EU Returns to Science-Based Decision-Making in Landmark Nuclear Report 

Last year, the EU established a classification system called the EU Taxonomy Regulation (Regulation (EU) 2020/852 (Taxonomy) on the establishment of a framework to facilitate sustainable investment) that sets out the parameters for determining what activities can be classed as environmentally sustainable. The main objective of the Taxonomy is to enable the EU to meet its 2030 climate and energy targets, consistent with the EU’s “green vision” for a carbon-neutral economy.  

However, despite nuclear energy being one of the two largest sources of carbon-free electricity in the EU (hydro is the other), some EU members have opposed the classification of nuclear as sustainable not only due to scientific concerns about the disposal of used nuclear fuel but also due to general political opposition to nuclear.  

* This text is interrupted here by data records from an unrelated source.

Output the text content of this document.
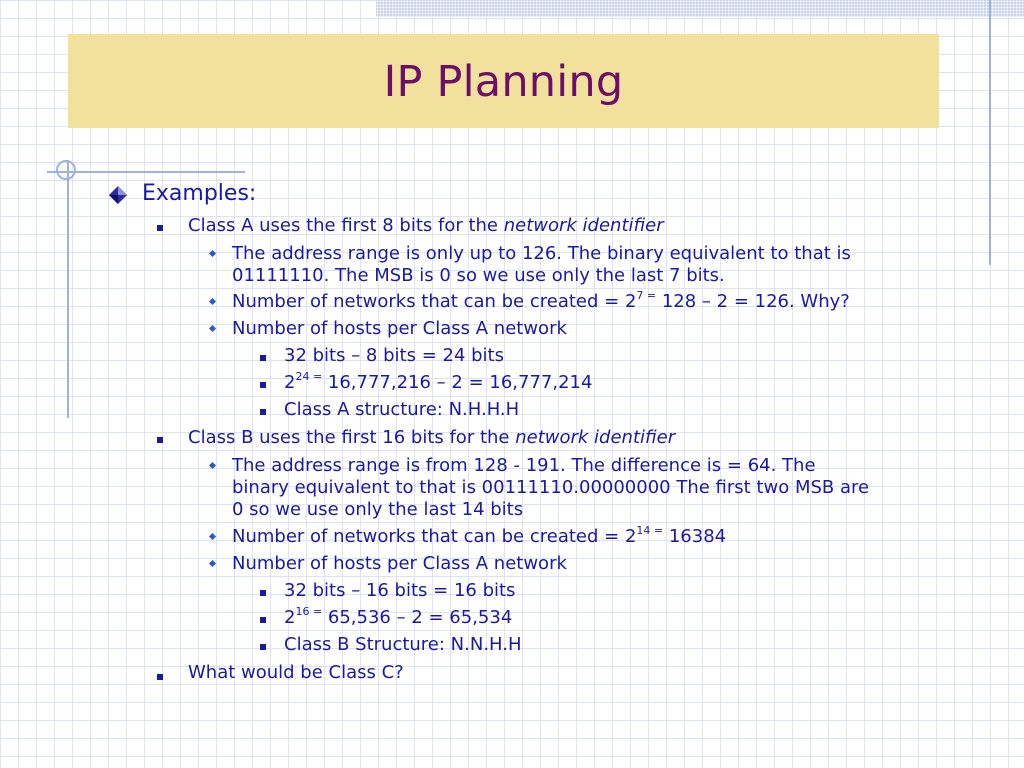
IP Planning
Examples:
Class A uses the first 8 bits for the network identifier
The address range is only up to 126. The binary equivalent to that is
01111110. The MSB is 0 so we use only the last 7 bits.
Number of networks that can be created = $2^{7 =}$ 128 – 2 = 126. Why?
Number of hosts per Class A network
32 bits – 8 bits = 24 bits
$2^{24 =}$ 16,777,216 – 2 = 16,777,214
Class A structure: N.H.H.H
Class B uses the first 16 bits for the network identifier
The address range is from 128 - 191. The difference is = 64. The
binary equivalent to that is 00111110.00000000 The first two MSB are
0 so we use only the last 14 bits
Number of networks that can be created = $2^{14 =}$ 16384
Number of hosts per Class A network
32 bits – 16 bits = 16 bits
$2^{16 =}$ 65,536 – 2 = 65,534
Class B Structure: N.N.H.H
What would be Class C?
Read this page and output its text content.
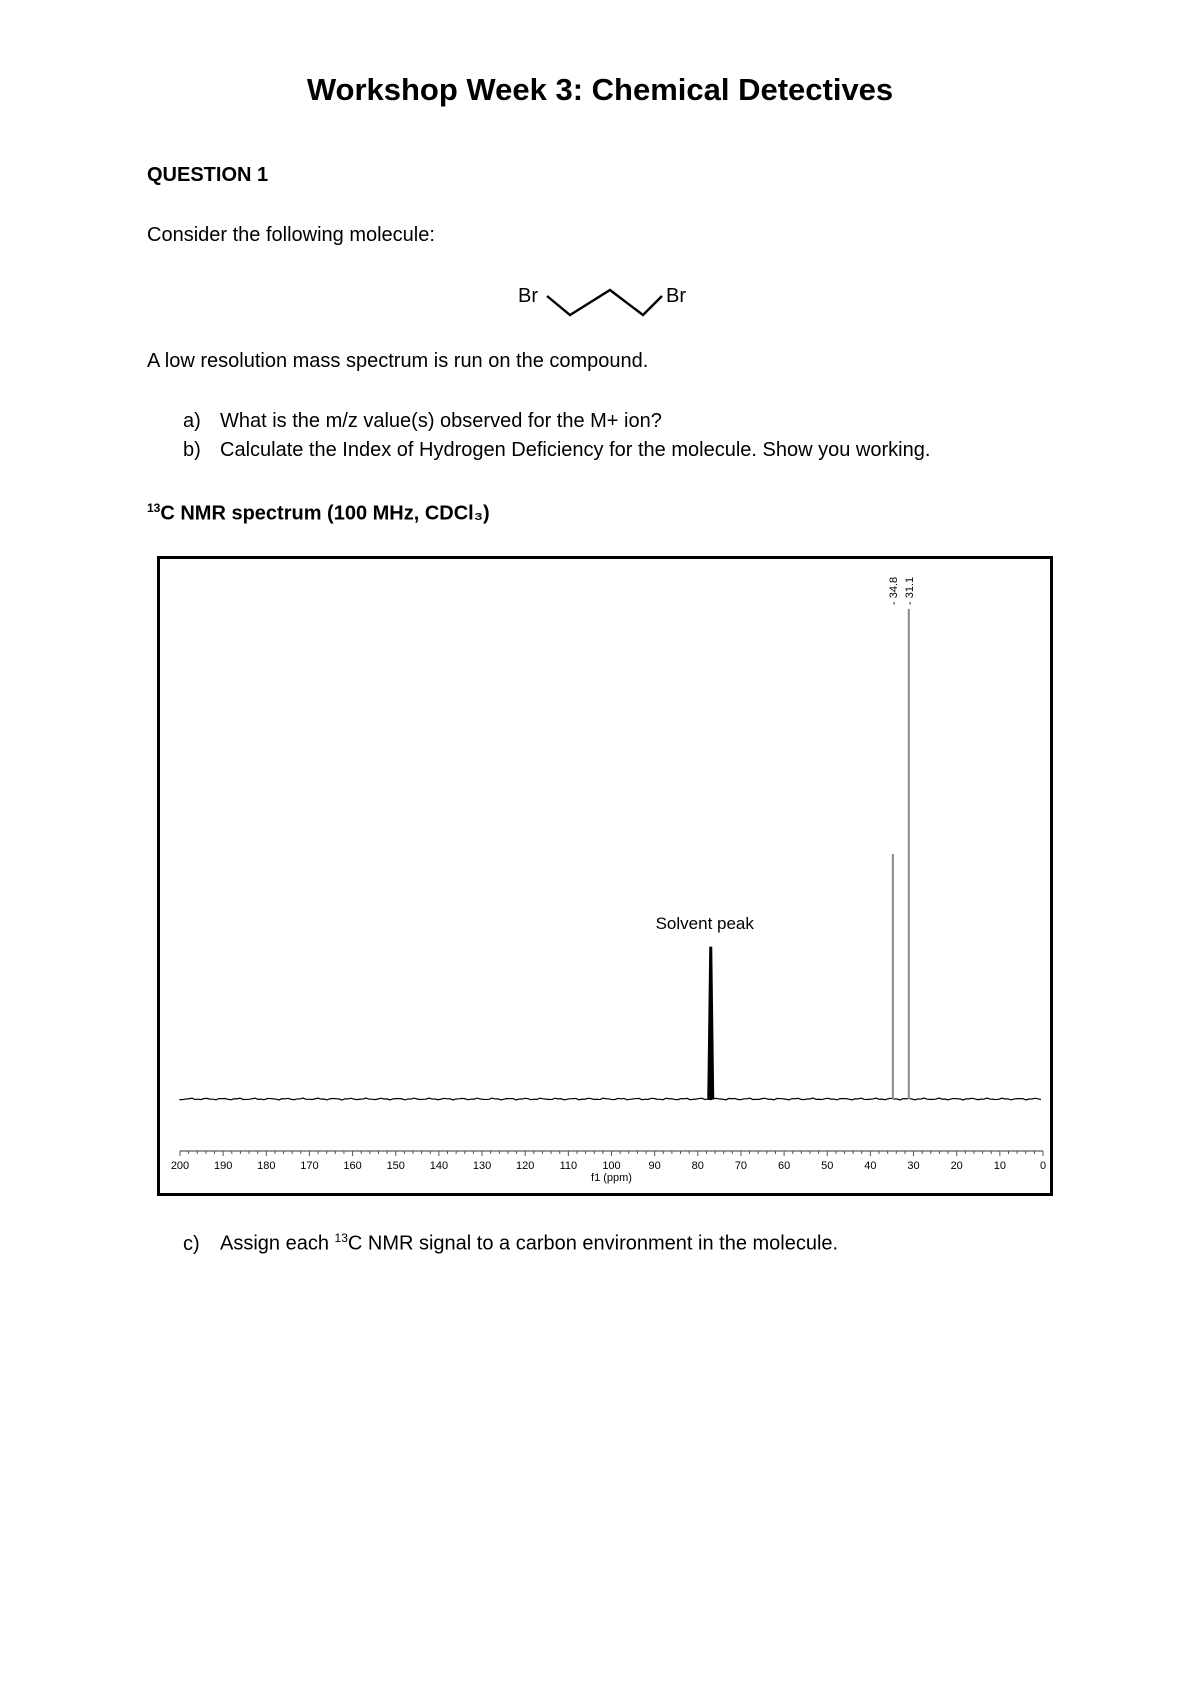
Workshop Week 3: Chemical Detectives
QUESTION 1
Consider the following molecule:
Br	Br
A low resolution mass spectrum is run on the compound.
a) What is the m/z value(s) observed for the M+ ion?
b) Calculate the Index of Hydrogen Deficiency for the molecule. Show you working.
$^{13}$C NMR spectrum (100 MHz, CDCl₃)
Solvent peak
- 34.8 - 31.1
200 190 180 170 160 150 140 130 120 110 100	90	80	70	60	50	40	30	20	10	0
f1 (ppm)
c) Assign each $^{13}$C NMR signal to a carbon environment in the molecule.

In a refreshing return to science-based decision-making, the EU Commission appointed the Joint Research Centre (JRC), the EU’s technical in-house science and knowledge body, to make a determination on whether nuclear energy should be labeled a sustainable or a transition technology under the EU’s green finance rules. In March 2021, the JRC issued its report determining that nuclear energy qualifies as an environmentally sustainable energy source. The JRC report considered the potential and existing nuclear impacts of the whole nuclear energy life cycle, including performing a detailed review of the management of the generated nuclear waste.